What is Lithium?

What Does Lithium Mean

We explain what lithium is and where this chemical element comes from. Discovery, uses and presence in the human body.

Lithium, in its pure form, is a soft, silvery-white, extremely light metal.

What is lithium?

Lithium (Li) is one chemical element diamagnetic but highly reactive alkaline metallic , rapid oxidation in air or water . In its pure form is a metal soft, colored extremely light silvery white and it is not in free state in nature .

It is an element similar to sodium, moderately abundant on our planet, especially in volcanic routes or salt flats (85% of its reserves are in Bolivian, Chilean and Argentine territory). Along with hydrogen and helium, lithium is one of the very first elements in the universe , whose creation would respond to the same big bang .

Its name comes from the Greek word lithios, which means "stone", since it was discovered in ancient times as part of large rocks. Its modern understanding dates back to 1817, when Johann Arfvedson discovered it in a petalite mine in Sweden. It was obtained by electrolysis much later, however, and its commercialization began in 1923 by a German company .

Like the other alkali metals, lithium is highly flammable and potentially explosive once exposed to air or, even more so, to water. It is also corrosive and in large quantities it can be toxic, by inhibiting the absorption of iodine vital to thyroid hormones.

It can help you: Electrical conductivity

Uses of lithium

The electrochemical potential of lithium is ideal for the anode of electric batteries.

Lithium has the following applications:

  • Psychopharmaceuticals. Lithium salts (such as lithium carbonate) are used in psychiatric medicine as a mood stabilizer, since they inhibit the episodes of mania and depression associated with bipolar illness and other mood disorders.
  • Dryers.
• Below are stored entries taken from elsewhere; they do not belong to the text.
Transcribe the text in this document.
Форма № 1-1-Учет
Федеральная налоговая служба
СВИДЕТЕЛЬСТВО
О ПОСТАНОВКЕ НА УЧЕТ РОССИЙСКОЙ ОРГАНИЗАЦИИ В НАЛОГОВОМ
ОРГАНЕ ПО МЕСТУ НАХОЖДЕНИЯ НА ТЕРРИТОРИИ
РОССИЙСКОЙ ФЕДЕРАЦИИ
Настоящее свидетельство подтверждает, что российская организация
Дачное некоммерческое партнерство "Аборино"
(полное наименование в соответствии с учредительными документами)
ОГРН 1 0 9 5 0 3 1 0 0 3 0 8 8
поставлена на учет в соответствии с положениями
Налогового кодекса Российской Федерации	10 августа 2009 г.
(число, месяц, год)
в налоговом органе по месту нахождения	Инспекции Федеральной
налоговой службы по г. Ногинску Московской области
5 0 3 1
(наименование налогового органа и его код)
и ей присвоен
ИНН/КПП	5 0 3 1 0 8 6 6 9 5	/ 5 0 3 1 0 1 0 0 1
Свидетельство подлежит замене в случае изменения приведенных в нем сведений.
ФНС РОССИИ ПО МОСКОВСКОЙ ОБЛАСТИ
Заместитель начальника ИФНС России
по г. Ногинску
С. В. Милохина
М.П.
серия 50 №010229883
Compounds such as lithium nitrate, lithium chloride or lithium bromide have high hygroscopicity, that is, they greatly absorb atmospheric humidity , thus allowing the air to dry in closed compartments.
  • Debuggers. To remove carbon dioxide from the air , lithium hydroxide is used as a scrubber in submarines and spacecraft.
  • Alloys . It is used in alloys with aluminum, cadmium, copper and manganese to make ceramics, lenses, and in aircraft construction.
  • Lubricants Certain salts of lithium and stearic acid, such as lithium stearate, are used in the manufacture of lubricants for use at high temperatures .
  • Manufacture of batteries . Its electrochemical potential makes it ideal for the anode (positive pole) of electric batteries.

Lithium in the periodic table

Lithium is found together with the rest of the alkali metals such as sodium and potassium.

Lithium is represented by the chemical symbol Li and is found in the periodic table in group 1, along with the rest of the alkali metals such as sodium (Na), potassium (K), rubidium (Rb), cesium (Cs) and francio (Fr). Its atomic number is 3.

Lithium in the human body

Lithium can damage the human body , for example when it comes into contact with the skin. Being a powerful desiccant, it quickly extracts moisture from it, causing burns.

The ingestion of compounds with lithium in controlled amounts can be beneficial in the face of certain psychiatric conditions since it acts on certain neurotransmitters, stabilizing the mood.

However, it increases cell permeability by replacing sodium in cell membranes , preventing the performance of the sodium potassium ATPase substrate pump, which is toxic on a large scale.